Thursday 19th July 2012 08:15
On 19th July we were asked to participate in a cadaver simulation day at the Royal college of surgeons. Initially we were only going to observe in order to give our thoughts and opinions on how we felt the simulation went, however after further thought we asked the organisers if we could do some filming of the simulation in order to obtain data for our own analysis. They were happy for us to do this and we took our equipment along.
The cadaver being utilised was fresh frozen in order to provide a realistic simulation. Due to this aspect, the researchers were concerned with how people felt about training in this manner and in particular with regards to smells and ethical concerns.
When I first entered the simulation room that had been set up to represent an operating theatre, the first thing I noticed was the smell. Although not particularly potent, combined with the sight of the cadaver, I felt a little uneasy at first. However as the day went on and the room was transferred into what felt like a real theatre environment, these issues no longer appeared to bother me.

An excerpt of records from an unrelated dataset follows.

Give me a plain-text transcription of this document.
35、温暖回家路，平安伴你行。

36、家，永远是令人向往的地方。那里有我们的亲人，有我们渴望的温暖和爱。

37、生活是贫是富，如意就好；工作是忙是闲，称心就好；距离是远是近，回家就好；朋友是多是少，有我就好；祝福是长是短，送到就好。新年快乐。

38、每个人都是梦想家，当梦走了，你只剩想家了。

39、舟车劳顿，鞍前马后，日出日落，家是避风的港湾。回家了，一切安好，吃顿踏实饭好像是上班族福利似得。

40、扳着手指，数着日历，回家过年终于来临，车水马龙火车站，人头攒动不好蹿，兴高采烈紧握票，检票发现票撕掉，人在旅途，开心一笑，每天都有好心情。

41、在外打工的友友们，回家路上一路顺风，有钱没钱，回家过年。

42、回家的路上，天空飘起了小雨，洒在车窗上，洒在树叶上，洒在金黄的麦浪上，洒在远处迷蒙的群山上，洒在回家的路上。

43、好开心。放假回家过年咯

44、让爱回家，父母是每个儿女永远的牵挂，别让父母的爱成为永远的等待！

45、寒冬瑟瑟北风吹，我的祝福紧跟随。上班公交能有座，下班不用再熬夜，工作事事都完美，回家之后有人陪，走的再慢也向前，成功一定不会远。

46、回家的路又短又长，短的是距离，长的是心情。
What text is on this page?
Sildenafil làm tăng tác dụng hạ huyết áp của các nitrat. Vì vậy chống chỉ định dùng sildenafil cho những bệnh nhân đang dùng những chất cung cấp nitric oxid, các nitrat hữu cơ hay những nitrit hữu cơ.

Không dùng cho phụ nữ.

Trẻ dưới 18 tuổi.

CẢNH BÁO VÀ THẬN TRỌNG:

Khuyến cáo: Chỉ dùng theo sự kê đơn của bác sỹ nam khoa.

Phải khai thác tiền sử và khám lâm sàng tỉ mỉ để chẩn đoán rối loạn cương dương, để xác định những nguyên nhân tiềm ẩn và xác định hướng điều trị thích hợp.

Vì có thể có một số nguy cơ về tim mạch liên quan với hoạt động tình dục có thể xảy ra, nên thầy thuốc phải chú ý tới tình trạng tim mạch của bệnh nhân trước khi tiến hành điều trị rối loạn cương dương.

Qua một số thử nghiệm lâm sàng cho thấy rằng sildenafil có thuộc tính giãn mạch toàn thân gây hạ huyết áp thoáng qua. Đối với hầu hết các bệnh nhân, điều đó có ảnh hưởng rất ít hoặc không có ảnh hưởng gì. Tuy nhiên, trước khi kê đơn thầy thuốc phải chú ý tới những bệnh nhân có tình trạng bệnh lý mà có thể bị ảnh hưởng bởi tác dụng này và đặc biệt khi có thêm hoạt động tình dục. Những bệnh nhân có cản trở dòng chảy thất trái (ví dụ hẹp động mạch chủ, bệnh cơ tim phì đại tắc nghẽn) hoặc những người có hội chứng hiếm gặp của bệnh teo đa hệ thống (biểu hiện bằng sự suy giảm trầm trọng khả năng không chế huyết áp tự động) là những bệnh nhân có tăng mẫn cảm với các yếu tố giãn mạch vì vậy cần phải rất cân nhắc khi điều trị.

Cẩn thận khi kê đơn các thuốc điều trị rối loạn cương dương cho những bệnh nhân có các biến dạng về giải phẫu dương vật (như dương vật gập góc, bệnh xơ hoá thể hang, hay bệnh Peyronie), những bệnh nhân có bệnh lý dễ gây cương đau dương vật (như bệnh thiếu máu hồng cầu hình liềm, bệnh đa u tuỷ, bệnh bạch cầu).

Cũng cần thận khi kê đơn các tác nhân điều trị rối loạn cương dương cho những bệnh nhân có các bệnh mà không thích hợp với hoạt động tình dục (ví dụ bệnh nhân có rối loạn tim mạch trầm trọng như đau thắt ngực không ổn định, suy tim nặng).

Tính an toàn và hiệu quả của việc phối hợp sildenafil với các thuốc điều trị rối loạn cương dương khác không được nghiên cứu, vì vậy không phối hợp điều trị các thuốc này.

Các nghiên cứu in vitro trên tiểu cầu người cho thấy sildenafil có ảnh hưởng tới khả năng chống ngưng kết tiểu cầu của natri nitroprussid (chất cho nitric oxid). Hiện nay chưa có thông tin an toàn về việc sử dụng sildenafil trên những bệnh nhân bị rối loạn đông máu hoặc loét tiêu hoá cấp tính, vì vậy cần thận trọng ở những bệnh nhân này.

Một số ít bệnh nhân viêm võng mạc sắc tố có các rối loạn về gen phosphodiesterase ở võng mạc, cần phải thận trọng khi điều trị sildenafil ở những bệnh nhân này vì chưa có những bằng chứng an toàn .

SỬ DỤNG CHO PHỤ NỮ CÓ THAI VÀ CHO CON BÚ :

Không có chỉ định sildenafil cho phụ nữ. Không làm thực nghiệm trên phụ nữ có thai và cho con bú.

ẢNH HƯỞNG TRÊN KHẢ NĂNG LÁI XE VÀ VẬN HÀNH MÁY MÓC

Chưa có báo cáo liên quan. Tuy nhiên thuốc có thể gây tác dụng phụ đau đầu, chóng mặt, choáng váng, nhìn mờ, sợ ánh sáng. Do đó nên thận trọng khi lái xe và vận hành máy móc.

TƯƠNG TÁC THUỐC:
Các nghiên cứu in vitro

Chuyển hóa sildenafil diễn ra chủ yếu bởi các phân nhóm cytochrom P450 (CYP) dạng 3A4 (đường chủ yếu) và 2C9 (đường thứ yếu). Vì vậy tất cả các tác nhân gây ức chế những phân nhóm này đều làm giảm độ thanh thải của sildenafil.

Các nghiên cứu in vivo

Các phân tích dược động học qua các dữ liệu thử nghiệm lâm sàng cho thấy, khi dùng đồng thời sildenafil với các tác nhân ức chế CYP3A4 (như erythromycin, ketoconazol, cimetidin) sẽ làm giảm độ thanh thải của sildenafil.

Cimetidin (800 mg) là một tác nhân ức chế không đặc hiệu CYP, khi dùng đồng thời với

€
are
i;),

The simulation itself was very good and very realistic. The researchers had even managed to introduce fake blood into the cadaver, giving the scenario even more realism. The operating team themselves seemed to get completely caught up in the scenario and one surgeon commented after that his heart had been racing throughout the procedure.
Another important aspect of the simulation was that there was a full operating team present, such as nurses, ODP’s, anaesthetist’s and surgeons and not just one health care professional group which is usually the case in simulation scenarios. Even one of the lab technicians commented on how they had never seen a simulation appear so real in their laboratories before.